Des Pudels Kern
Die Ankündigung der Wartungsverlängerung war notwendig, da – vor Beginn der Covid- 19-Pandemie – erst knapp über zehn Prozent der SAP-Kunden die Umstellung auf S/4 Hana vollzogen haben. Dies dürfte sich seitdem wenig geändert haben, zumal inzwischen weniger neue Projekte begonnen werden. Jedenfalls ein spannender Zeitpunkt, um zu sehen, wohin bei vielen SAP-Kunden die Reise geht.
Eine Umstellung ist im seltensten Fall eine 1:1-Umstellung der bestehenden Prozesse auf S/4. Diese Veränderung ist – die notwendigen internen und externen Ressourcen vorausgesetzt – auch eine gute Gelegenheit, weitere Änderungen parallel durchzuführen: Dies kann die Implementierung weiterer Geschäftsprozesse auf S/4 beinhalten, die bisher noch nicht digital durchgeführt wurden.
Das ist der „einfachste“ Weg, der die Implementierungskosten und -zeiten erst einmal klein hält. Eine weitere Option ist die Zusammenführung weiterer bereits digitaler Geschäftsprozesse von anderen Lösungen auf S/4. Eine interessante Option, vor allem, wenn das Unternehmen Legacy-Lösungen hat, die nur schwierig und teuer zu warten sind.
Bei einem „Best of Breed“-Ansatz dagegen wird S/4 als Kern implementiert und weitere Funktionalitäten aus dem bestehenden SAP-System ausgelagert. Dies bietet sich z. B. für CRM, Human Resources, Supply Chain Management oder IoT an.
Der Übergang in die Cloud steht bei vielen Unternehmen auf der Agenda. Damit stellt sich auch bei der Umstellung auf S/4 die Frage, ob die neue Lösung (weiterhin) als On-premises-Lösung oder als Private Cloud eingesetzt oder gleich ein moderner Hybrid-Cloud-Ansatz gewählt wird. Auch wenn ein „Born in the Cloud“-Ansatz bei SAP nicht machbar ist, da die Applikationen aus dem On-premises-Bereich kommen, fahren doch immer mehr Unternehmen eine „Cloud First“-Strategie.

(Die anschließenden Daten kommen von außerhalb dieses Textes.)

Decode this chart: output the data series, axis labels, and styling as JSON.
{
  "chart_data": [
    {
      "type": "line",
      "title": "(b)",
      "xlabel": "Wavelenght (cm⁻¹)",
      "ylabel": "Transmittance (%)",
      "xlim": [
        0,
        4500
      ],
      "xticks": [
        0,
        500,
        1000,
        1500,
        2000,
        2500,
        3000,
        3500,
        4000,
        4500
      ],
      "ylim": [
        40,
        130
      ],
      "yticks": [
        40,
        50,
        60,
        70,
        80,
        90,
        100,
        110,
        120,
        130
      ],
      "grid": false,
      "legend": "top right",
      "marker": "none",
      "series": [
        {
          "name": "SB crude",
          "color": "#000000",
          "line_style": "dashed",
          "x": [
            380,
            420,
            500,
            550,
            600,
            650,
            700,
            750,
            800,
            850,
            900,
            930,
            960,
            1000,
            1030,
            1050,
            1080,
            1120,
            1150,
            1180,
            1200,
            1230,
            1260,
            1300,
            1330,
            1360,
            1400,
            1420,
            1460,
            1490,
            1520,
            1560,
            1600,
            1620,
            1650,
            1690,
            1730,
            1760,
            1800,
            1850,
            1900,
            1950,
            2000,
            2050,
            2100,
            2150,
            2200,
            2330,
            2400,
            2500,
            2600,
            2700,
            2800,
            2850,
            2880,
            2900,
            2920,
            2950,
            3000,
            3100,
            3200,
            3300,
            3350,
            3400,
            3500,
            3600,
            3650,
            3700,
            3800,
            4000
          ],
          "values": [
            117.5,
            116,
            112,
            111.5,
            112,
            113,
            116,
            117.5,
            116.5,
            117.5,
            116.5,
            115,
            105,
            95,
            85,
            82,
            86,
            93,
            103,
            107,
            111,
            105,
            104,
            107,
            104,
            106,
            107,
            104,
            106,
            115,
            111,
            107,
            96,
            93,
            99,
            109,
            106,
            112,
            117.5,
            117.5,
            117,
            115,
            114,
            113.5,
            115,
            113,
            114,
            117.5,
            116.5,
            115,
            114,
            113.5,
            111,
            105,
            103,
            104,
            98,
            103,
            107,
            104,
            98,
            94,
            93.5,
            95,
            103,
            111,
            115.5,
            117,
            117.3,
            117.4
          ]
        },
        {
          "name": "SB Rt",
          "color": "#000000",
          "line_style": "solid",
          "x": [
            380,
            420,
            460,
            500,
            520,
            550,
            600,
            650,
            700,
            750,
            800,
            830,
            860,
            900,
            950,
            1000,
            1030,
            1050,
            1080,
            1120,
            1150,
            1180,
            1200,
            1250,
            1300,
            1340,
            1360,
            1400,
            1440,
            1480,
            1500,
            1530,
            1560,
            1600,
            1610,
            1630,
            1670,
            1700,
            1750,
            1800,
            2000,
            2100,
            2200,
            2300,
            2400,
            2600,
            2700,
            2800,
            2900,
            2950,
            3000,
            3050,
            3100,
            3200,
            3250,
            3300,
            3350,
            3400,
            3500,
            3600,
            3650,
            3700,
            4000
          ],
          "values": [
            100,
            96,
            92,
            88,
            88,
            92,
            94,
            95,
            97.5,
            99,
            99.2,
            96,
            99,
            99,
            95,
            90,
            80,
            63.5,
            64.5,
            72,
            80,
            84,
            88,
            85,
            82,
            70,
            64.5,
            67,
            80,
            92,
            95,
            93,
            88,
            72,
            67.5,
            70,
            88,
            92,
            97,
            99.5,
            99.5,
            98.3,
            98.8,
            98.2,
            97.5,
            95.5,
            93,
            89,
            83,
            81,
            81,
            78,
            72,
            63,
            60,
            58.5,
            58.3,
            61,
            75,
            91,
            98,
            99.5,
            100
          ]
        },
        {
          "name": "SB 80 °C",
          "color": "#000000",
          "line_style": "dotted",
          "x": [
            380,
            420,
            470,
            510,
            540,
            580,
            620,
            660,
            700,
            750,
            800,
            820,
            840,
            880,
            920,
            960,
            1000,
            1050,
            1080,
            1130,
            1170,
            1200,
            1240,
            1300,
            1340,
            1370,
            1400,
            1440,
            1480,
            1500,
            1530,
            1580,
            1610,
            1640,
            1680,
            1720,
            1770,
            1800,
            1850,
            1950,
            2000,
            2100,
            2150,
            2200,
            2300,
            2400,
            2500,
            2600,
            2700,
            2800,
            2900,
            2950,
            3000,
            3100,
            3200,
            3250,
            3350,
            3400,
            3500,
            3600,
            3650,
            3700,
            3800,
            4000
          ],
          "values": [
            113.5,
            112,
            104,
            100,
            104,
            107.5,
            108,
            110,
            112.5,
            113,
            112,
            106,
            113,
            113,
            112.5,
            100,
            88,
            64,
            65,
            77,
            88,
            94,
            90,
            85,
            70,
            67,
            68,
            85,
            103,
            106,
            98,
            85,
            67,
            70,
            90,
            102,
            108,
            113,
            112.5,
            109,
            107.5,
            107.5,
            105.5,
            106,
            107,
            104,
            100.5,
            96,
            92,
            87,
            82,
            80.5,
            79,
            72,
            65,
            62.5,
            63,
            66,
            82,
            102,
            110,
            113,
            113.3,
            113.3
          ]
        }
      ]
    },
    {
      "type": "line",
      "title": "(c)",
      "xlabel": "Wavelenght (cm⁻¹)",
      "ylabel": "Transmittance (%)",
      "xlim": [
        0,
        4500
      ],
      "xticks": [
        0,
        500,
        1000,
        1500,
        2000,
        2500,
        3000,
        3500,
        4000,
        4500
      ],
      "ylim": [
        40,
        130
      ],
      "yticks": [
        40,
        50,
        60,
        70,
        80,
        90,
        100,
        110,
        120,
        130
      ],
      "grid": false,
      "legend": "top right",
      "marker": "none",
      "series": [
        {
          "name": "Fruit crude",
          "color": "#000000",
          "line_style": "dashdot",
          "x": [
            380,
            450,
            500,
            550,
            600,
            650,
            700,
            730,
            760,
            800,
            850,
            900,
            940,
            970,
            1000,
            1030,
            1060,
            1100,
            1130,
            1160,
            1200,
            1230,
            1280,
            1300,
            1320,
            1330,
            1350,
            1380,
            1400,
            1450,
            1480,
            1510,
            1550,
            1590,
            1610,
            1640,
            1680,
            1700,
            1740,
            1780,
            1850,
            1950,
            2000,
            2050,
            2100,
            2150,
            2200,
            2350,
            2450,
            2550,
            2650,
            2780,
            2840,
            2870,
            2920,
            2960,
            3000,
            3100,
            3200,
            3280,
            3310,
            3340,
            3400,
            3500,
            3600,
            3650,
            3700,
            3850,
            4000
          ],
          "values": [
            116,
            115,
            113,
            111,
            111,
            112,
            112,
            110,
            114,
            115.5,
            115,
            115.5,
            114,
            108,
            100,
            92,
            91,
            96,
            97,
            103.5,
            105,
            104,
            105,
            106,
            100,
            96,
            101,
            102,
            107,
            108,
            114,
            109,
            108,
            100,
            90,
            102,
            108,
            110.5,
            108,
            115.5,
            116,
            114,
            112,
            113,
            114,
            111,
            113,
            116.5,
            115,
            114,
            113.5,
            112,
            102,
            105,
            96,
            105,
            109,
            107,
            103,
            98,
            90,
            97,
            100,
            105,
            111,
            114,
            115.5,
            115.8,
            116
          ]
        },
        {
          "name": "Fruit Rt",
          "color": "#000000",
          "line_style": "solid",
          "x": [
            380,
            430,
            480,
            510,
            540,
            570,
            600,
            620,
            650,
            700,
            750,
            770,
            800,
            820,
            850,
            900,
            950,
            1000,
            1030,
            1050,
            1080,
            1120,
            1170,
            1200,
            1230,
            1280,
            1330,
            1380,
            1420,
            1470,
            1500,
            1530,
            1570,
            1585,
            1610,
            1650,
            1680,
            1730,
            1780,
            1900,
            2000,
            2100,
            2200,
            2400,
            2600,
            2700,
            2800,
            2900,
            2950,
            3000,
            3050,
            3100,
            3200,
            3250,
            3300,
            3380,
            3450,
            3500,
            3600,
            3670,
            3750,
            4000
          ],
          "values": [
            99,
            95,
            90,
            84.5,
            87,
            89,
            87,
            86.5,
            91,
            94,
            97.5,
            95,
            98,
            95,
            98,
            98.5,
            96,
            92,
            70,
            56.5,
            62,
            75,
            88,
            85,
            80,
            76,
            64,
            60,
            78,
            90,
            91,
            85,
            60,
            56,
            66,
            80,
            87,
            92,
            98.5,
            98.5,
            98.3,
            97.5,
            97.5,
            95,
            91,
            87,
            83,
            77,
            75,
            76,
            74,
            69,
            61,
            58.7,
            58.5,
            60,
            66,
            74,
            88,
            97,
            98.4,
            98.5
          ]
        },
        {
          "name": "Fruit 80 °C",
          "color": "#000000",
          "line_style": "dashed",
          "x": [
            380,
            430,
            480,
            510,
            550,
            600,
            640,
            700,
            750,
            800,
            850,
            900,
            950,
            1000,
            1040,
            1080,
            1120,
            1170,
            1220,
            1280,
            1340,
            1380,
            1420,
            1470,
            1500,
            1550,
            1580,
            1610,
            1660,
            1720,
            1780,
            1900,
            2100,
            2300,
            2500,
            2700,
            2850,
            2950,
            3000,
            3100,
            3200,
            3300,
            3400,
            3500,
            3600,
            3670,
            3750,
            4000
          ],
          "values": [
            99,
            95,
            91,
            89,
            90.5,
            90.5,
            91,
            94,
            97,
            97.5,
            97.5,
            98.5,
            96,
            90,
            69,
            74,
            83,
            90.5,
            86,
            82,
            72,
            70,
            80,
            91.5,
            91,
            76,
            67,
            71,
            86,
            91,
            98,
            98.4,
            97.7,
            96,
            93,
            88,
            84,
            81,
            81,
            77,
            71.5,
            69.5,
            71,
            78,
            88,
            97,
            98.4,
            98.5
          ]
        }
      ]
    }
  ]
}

Hier gibt allerdings SAP selbst wenig Hilfestellung: Auf der einen Seite gibt es Hyperscaler wie AWS, IBM, MS Azure oder Google, die mit unterschiedlichen Strategien Angebote für SAP-Kunden haben. Andererseits tritt SAP mit der SAP-Cloud selbst als Anbieter auf. Dies ist ein klassischer Konflikt, da SAP eine maßgeschneiderte Lösung in Konkurrenz zu ihren Partnern selbst betreibt.
Allerdings spielt diese außerhalb des SAP-Ökosystems keine tragende Rolle. Kunden kann hier ein Hybrid-Cloud-Ansatz helfen, bei dem zu jeder Zeit Komponenten in die jeweils frei wählbare Cloud transferiert werden können und zwischen diversen Clouds und Bare Metal gemischt wird.
Nach wie vor eine wichtige Option für viele Kunden ist das Application Management (eine Kombination aus der Entwicklung und Betreuung von Applikationen über deren gesamten Lebenszyklus). Vor allem bei Kunden, die das in SAP ECC und R/3 auch schon genutzt haben. Dies ist neben der Entscheidung für den Betrieb und den Service auch eine Entscheidung für das Deployment. Hier spielen die Anbieter ihre Stärken aus, die zusätzliche Schichten für Containerisierung und Microservices oder auf SAP maßgeschneiderte Best Practices anbieten.
Sobald sie ihr Ziel auf die eine oder andere Weise erreicht haben, haben die Kunden mit S/4 dann die ideale Basis, um ihre digitale Transformation voranzubringen. Das SAP-Kernsystem bringt die notwendigen Technologien wie AI oder Big-Data-Tools entweder bereits mit oder Drittlösungen wie IoT, Supply-Chain-Lösungen, CRM und viele andere können einfach angebunden werden.
Damit ist – abhängig vom Betreibermodell – die Basis S/4 Hana. Da S/4 ein einheitliches Datenmodell fordert und fördert, unterstützt es damit die Interoperabilität zwischen den unterschiedlichen Kundenlösungen, inklusive verschiedener SAP-Systeme. In Summe ergibt das Gesamtlösungen, die von außen wie aus einem Guss wirken, auch wenn nicht sichtbar ist – wie beim Pudel –, was der Kern ist (der Hund) und was die Drittsysteme (die Frisur).